Lindsey Vonn, who just moments ago took Olympic Gold for the U.S. in women’s downhill skiing, did so up at Whistler-Blackcomb mountain. She started from the No. 17 position and completed the long, 2,939-metre course in one minute, 44.19 seconds. She was 0.56 seconds ahead of her teammate Julia Mancuso, who was the 10th skier down, and a full 1.46 seconds ahead of the bronze medal winner Elisabeth Goergl of Austria.
Whistler plays host during these 2010 Winter Olympics to some of the most exciting sports of the competitive games: Bobsleigh, Luge and Men’s and Women’s downhill Alpine skiing and . It bills itself as the “best ski and snowboard resort in North America.” It is also playing host mountain resort for the Paralympic games.
Locals will ask, “You know what they say about Whistler?” And then they’ll tell you: “The billionaires kicked out the millionaires.”
Whistler-Blackcomb is celebrating more than the Olympics this year. It is also celebrating the International Year of Biodiversity in 2010. Residents from the local Resort Municipality of Whistler are working to reduce biodiversity loss and protect habitats.
Biodiversity is being lost at a greatly accelerated rate because of human activities. This weakens the ability living systems, upon which we depend, to provide us with food, fuel, medicine and other life essentials.
Whistler has a biodiversity challenge. You can check it out at: Whistler
And if you are a skiier as well as an Olympic enthusiast, keep in mind that more than 90 per cent of Whistler Blackcomb’s terrain will remain open to recreation skiers during the Olympic Games.

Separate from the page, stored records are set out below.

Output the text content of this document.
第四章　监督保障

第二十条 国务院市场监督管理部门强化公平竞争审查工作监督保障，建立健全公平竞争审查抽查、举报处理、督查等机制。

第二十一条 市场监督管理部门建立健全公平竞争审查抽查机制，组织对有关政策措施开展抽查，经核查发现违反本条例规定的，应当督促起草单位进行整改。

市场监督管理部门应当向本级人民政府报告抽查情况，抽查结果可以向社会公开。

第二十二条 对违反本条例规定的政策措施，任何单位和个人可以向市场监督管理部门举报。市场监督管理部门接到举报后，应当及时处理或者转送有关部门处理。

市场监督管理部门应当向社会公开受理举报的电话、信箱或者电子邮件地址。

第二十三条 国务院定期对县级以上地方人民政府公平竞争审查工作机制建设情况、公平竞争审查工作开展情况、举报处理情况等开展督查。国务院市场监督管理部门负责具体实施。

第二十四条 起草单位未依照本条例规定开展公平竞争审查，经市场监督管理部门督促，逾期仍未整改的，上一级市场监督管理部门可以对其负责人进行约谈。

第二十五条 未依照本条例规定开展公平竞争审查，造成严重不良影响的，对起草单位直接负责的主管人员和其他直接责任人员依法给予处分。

The Olympics’ participating countries and also Canada’s Provinces are all hosting hospitality houses for the athletes, their friends, families and fans. Today is Alberta Day and the Province is running the Alberta Train from Vancouver to Whistler every day during the games, to help eliminate CO2 emissions from vehicle exhaust pipes that might otherwise be driven up and down the mountain. Home to more than just the country’s repository of Natural Gas reserves, Alberta’s cities of Calgary and Edmonton both have healthy environmental agendas. In addition, the Alberta House in Vancouver has been built with environmentally friendly design. The reclaimed wood lattices that adorn the outside of the building will all be donated and re-purposed once the building is turned back over to the original owner. The owner, a native Albertan, is also pleased with the interior upgrades the House designers bestowed on her business; upgrades that will be left intact once the Olympic Team packs up and leaves.
Austria has gone all out up in Whistler with its hospitality house. It built the Austria Passive House as one of only 12 passive houses in all of North America. Their mission, “to enable the future with the help of innovative and ecological ideas.”
The 2,700 square foot house was inspired by traditional building of the country’s Alpine Regions, is a south-facing structure and is covered with a gable roof. The passive house was built using ecologically sustainable materials and without any glues, using instead diagonally dowelled fir structures.
The patented DD-Diagonal Dowel system is an example of the superb craftsmanship on display throughout the house. Natural insulating materials such as cork and sheep’s wool are used for the houses, windows and doors are made out of wood. These factors contribute to the top-quality ventilating system that’s at the core of every APG house and offers a “climatic spa” healthy living environment.
The Austria House was built as a “Legacy House” meaning that after the Olympic games are over, it will be handed over to the Resort Municipality of Whistler to become the home of the Whistler Nordic Ski club and the Whistler Outdoor Recreational Cycling Association (WORCA) in the summer. The Austrian Passive House Group and the Resort Municipality of Whistler worked together to develop this Legacy House. It expects to be a role model in Canada insofar as the house’s energy efficiency goes and claims to represent an “archetype of ecological architecture.”
And over on that Other Mountain (Cypress)
Everyone tuned into the Olympics is excitedly anticipating U.S. Snowboarding magi Shaun White’s upcoming run later today. On Monday, America’s Seth Wescott won, in an upset, the men’s Olympic snowboard cross gold medal. Mike Robertson of Canada took Silver in the same competition.